Posting this question on behalf of a customer: 

When the Canvas Data files are generated, what checks might be in place to determine the completeness or integrity of the data?  For example, how would one know if the following scenarios might exist:

  • Missing files - 1 or more files not included in a dump
  • Missing data within a file - records within a file might be missing or do not represent the latest dump
  • Incomplete data - attributes about canvas objects are not present  <-- this one I'm sure is rather difficult

I know when using the Canvas Data API, that one could compare the 'numfiles' and maybe other properties such as the 'createdAt' timestamp, but I'm wondering if it would be useful to have the Canvas Data API return other measures to determine correctness?  Maybe like a checksum for each file?

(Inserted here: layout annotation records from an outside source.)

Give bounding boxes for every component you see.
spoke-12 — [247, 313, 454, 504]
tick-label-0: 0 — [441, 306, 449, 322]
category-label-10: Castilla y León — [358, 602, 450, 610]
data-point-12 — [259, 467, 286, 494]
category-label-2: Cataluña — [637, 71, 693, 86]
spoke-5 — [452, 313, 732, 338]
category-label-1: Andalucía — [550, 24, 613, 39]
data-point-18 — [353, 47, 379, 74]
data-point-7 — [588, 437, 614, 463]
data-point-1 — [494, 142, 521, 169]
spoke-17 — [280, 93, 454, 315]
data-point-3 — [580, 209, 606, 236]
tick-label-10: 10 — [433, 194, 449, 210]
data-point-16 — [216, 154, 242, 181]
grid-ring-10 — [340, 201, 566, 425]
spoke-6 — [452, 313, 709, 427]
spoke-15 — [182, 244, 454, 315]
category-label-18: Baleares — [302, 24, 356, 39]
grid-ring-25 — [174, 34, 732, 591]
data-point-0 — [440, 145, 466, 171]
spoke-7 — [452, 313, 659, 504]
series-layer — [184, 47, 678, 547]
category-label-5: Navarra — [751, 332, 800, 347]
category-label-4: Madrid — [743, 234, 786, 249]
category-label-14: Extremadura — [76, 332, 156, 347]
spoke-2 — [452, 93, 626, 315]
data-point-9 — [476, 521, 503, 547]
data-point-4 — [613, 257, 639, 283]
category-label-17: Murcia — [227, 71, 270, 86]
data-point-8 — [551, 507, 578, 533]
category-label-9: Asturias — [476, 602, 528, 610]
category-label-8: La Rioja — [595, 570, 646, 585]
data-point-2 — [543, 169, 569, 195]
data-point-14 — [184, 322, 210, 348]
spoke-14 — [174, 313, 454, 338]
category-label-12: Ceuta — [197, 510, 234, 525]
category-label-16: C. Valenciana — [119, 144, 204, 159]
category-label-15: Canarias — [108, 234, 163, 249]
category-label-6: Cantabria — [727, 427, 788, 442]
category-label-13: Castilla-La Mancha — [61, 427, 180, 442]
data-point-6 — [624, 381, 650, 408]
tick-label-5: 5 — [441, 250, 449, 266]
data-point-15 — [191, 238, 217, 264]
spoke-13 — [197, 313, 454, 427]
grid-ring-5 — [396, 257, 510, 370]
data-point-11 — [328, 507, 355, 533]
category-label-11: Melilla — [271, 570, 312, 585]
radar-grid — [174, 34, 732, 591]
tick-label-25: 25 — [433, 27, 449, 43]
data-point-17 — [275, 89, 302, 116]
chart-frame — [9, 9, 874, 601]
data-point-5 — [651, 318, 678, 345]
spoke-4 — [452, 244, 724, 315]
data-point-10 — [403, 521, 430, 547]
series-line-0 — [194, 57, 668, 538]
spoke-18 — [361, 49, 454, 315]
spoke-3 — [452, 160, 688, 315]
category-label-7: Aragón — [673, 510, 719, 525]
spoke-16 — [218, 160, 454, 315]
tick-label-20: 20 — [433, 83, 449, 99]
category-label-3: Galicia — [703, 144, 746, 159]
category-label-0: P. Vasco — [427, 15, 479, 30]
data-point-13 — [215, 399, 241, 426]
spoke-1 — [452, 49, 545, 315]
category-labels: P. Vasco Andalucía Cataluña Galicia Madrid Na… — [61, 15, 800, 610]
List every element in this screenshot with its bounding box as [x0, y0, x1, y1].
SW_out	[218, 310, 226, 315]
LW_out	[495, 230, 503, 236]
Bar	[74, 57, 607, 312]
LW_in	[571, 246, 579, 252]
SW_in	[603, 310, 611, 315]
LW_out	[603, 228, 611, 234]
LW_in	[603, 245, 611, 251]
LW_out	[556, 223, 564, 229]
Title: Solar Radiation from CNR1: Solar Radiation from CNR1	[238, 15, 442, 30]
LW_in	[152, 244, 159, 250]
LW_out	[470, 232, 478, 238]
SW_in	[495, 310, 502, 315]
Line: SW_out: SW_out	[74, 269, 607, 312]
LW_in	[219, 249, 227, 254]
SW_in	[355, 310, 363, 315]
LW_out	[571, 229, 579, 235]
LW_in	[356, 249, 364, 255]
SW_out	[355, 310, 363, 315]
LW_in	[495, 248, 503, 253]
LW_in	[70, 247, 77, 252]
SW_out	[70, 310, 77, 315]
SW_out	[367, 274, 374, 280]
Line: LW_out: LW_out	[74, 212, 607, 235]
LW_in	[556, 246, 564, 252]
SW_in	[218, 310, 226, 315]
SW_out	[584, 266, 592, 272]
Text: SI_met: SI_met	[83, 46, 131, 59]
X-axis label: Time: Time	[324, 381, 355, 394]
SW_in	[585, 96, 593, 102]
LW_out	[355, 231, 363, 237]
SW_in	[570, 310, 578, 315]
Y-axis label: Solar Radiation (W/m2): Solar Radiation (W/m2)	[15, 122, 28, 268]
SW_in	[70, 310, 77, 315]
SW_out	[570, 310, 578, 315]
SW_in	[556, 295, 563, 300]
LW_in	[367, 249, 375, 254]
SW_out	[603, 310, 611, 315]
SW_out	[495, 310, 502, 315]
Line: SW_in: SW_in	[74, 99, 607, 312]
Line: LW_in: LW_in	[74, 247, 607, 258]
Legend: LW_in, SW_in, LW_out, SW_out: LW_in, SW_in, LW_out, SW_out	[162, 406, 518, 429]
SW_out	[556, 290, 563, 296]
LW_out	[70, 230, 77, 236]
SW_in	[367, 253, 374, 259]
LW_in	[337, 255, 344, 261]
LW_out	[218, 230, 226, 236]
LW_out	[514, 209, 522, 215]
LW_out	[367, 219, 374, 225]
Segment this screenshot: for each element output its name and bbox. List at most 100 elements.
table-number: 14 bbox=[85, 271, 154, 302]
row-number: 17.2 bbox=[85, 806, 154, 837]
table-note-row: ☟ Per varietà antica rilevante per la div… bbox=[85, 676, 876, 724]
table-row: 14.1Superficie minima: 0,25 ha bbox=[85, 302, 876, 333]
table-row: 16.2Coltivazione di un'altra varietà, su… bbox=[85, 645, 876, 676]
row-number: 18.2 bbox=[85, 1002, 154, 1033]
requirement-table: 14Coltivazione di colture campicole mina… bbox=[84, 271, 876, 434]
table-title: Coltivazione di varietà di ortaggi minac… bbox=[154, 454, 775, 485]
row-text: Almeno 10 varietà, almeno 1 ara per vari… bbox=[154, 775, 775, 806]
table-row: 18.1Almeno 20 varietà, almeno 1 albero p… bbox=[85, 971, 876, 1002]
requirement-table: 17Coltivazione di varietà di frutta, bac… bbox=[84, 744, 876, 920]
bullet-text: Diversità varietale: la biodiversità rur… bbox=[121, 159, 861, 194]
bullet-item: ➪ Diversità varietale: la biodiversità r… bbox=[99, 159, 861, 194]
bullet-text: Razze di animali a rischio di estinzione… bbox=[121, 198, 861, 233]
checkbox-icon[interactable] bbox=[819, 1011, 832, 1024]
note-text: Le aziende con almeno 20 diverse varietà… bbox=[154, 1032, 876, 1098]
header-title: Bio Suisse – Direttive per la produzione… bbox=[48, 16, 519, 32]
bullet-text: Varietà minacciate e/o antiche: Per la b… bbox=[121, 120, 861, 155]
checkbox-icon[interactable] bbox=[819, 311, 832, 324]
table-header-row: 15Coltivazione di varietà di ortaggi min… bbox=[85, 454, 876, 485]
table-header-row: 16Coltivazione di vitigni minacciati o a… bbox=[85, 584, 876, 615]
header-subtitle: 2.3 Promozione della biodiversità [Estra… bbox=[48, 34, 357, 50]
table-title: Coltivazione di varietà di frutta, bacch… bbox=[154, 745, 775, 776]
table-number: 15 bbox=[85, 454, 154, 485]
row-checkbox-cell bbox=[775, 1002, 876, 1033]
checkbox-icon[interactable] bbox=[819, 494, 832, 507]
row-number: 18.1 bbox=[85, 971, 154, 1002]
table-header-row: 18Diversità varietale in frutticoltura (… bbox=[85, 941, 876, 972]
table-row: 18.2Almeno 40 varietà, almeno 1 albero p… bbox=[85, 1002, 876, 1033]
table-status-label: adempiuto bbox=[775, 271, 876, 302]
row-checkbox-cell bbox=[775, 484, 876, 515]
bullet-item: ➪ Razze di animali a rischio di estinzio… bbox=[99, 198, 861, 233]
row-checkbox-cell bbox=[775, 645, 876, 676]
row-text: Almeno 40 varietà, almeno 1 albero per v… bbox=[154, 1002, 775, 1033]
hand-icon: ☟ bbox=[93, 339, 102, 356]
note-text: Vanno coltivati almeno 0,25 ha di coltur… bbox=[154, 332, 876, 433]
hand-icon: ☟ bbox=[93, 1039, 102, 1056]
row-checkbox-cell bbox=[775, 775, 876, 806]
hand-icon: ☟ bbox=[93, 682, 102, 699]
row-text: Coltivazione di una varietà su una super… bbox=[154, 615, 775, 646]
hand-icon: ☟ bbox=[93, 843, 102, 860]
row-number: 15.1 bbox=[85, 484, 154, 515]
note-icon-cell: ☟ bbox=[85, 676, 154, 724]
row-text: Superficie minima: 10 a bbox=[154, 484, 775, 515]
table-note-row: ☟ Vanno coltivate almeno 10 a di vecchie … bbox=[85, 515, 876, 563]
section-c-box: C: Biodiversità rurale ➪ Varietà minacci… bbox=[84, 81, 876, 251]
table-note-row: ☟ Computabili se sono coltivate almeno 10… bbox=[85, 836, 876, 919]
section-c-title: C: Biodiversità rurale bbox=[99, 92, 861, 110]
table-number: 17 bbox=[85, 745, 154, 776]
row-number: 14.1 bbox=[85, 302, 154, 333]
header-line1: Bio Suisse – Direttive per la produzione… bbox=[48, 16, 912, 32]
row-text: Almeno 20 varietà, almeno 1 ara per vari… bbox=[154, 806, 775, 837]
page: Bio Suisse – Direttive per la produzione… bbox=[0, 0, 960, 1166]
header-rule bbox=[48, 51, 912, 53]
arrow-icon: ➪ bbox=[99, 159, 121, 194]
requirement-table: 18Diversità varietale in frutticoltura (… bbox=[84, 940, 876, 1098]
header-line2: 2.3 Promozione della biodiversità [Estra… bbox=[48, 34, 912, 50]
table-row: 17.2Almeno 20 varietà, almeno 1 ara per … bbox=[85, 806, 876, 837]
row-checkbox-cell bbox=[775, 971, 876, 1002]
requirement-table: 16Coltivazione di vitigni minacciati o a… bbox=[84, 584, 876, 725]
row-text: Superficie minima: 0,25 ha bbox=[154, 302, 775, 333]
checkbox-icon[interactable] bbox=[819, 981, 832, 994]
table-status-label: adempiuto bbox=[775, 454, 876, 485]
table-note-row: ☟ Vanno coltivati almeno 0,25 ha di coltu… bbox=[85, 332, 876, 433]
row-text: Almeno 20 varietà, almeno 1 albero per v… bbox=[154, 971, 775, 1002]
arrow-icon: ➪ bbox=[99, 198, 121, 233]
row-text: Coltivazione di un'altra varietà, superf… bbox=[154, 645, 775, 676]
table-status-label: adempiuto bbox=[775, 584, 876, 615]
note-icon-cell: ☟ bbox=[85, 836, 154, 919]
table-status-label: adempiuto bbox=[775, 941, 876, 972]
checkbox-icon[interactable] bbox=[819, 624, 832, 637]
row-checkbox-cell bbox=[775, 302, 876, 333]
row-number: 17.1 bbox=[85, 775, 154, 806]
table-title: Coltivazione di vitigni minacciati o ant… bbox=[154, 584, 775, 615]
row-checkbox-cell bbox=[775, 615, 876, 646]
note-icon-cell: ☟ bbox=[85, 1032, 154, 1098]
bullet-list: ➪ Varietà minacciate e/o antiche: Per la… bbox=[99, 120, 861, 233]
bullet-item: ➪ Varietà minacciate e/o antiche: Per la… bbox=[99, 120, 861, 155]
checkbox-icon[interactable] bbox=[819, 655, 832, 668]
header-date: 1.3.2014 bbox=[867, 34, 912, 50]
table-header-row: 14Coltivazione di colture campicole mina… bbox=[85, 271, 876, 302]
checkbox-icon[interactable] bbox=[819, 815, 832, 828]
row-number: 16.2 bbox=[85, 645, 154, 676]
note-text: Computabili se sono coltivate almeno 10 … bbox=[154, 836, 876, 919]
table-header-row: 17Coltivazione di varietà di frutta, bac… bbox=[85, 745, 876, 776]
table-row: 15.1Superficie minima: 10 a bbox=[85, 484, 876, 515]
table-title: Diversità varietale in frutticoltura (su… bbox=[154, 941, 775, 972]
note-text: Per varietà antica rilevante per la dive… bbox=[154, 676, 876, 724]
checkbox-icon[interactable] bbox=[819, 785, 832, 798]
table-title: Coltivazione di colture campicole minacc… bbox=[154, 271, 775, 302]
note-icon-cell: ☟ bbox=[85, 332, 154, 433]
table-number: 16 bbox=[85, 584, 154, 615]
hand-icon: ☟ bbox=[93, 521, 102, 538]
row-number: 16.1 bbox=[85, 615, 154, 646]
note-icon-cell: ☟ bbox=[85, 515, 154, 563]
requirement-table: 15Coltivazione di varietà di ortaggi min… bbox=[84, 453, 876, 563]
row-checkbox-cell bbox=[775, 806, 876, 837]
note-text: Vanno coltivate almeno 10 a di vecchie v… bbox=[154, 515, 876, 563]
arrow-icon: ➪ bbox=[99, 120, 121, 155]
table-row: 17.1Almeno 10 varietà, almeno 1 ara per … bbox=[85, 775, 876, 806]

At the moment, we are performing the following downstream checks on the data once loaded into the warehouse: 

  • Check tables are present with proper permissions
  • Check tables and columns are present
  • Ensure row counts in tables match record counts in Canvas Data flat files
  • Check number of accounts
  • Check number of available courses
  • Verify most recent user login
  • Verify earliest created user login
  • Verify number of users by workflow state
  • Count total number of assignments by workflow state
  • Look for timestamp range for requests table entries
  • Date range for request table events

If others have similar checks, please feel free to share here!  thanks!